I’ve been giving word count a lot of thought lately. Mainly because as I poured through BD&L prior to sending it into the void that is Harper Voyager, I began to question the wisdom of marketing it in its current state. It’s been burnished beyond belief, that’s not the issue. What’s causing me to rethink is that it comes in at barely 75k. In the world of publishing, there are pretty standard guidelines on word count. Adult Fantasy, especially that of Epic Proportions, falls into the 80-120k range — not the barely 75k range. A quick search of the www found this at Cassandra Marshall’s site:
Sci-fi and Fantasy – 80,000-120,000 words, most averaging 100k-115k
And this at Word Dreams:
◦science fiction & fantasy = Here’s where most writers seem to have problems. Most editors I’ve spoken to recently at major SF/F houses want books that fall into the higher end of the adult fiction you see above; a few of them told me that 100k words is the ideal manuscript size for good space opera or fantasy. For a truly spectacular epic fantasy, some editors will consider manuscripts over 120k but it would have to be something extraordinary. To make this all a little easier, I broke it down even further below:
◦hard sf = 90k to 110k
◦space opera = 90k to 120k
◦epic/high/traditional/historical fantasy = 90k to 120k
◦contemporary fantasy = 90k to 100k
◦romantic SF = 85k to 100k
◦urban fantasy = 90k to 100k
◦new weird = 85k to 110k
◦slipstream = 80k to 100k
◦comic fantasy = 80k to 100k
◦everything else = 90k to 100k
As if I needed more, there was also this at Inside a Writer’s Mind:
I asked my literary agent, Marisa Corvisiero, this very question. She said ideal word counts shown below are for first-time authors in the print-book market. They aren’t set in stone, but straying far from these targets, diminishes your chances of finding an agent and publisher.

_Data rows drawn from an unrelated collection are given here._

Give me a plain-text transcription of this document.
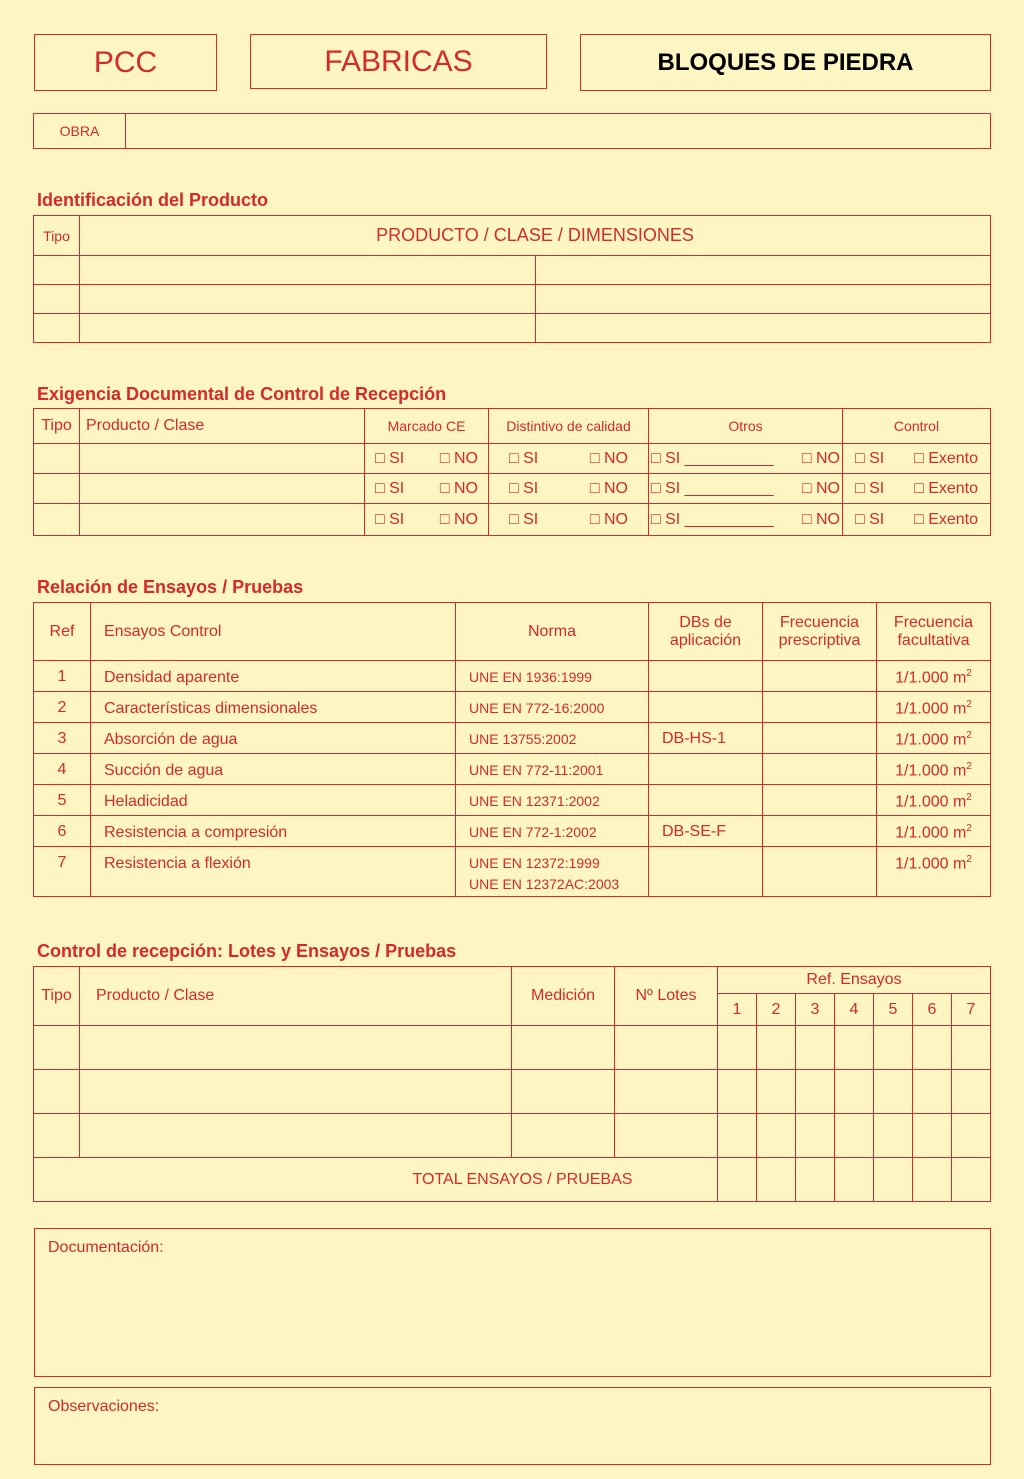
PCC	FABRICAS	BLOQUES DE PIEDRA
OBRA	
Identificación del Producto
Tipo	PRODUCTO / CLASE / DIMENSIONES	

Exigencia Documental de Control de Recepción
Tipo	Producto / Clase	Marcado CE	Distintivo de calidad	Otros	Control

		□ SI □ NO	□ SI □ NO	□ SI __________ □ NO	□ SI □ Exento

		□ SI □ NO	□ SI □ NO	□ SI __________ □ NO	□ SI □ Exento

		□ SI □ NO	□ SI □ NO	□ SI __________ □ NO	□ SI □ Exento
Relación de Ensayos / Pruebas
Ref	Ensayos Control	Norma	DBs de aplicación	Frecuencia prescriptiva	Frecuencia facultativa
1	Densidad aparente	UNE EN 1936:1999			1/1.000 $m^2$
2	Características dimensionales	UNE EN 772-16:2000			1/1.000 $m^2$
3	Absorción de agua	UNE 13755:2002	DB-HS-1		1/1.000 $m^2$
4	Succión de agua	UNE EN 772-11:2001			1/1.000 $m^2$
5	Heladicidad	UNE EN 12371:2002			1/1.000 $m^2$
6	Resistencia a compresión	UNE EN 772-1:2002	DB-SE-F		1/1.000 $m^2$
7	Resistencia a flexión	UNE EN 12372:1999
UNE EN 12372AC:2003			1/1.000 $m^2$
Control de recepción: Lotes y Ensayos / Pruebas
Tipo	Producto / Clase	Medición	Nº Lotes	Ref. Ensayos						
				1	2	3	4	5	6	7

TOTAL ENSAYOS / PRUEBAS										
Documentación:
Observaciones:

ALL GENRES from thriller to romance (except Fantasy/Sci-Fi): 85K
FANTASY/SCI-FI: 115K (120K if truly outstanding)
There are many more sites, all of which confirm the standard word counts and all of which leave me pondering if being below the standard word count is just as bad an idea as being over? It’s caused me to drag my feet in finishing my synopsis and continuing to query agents. I’ve begun to feel a need to add at least an additional 5k, leaning toward 10k. Shouldn’t be too hard, right? That’s just a couple extra chapters.
But where do I add these words? They can’t be fluff. They can’t be added just for the sake of bumping my count into the normal range. They need to mean something; need to move the story, develop character, provide tension, build my world — all that good stuff I’ve so carefully honed the rest of BD&L to do. And my lovely sub-conscious has already begun to go over the options. A new beginning, showing more of Ciara’s background? Develop Bolin’s character a bit more? Extend this or that scene? Add another minor character? Stir a sub-plot?
That sound you hear is either me growling, or my brain exploding.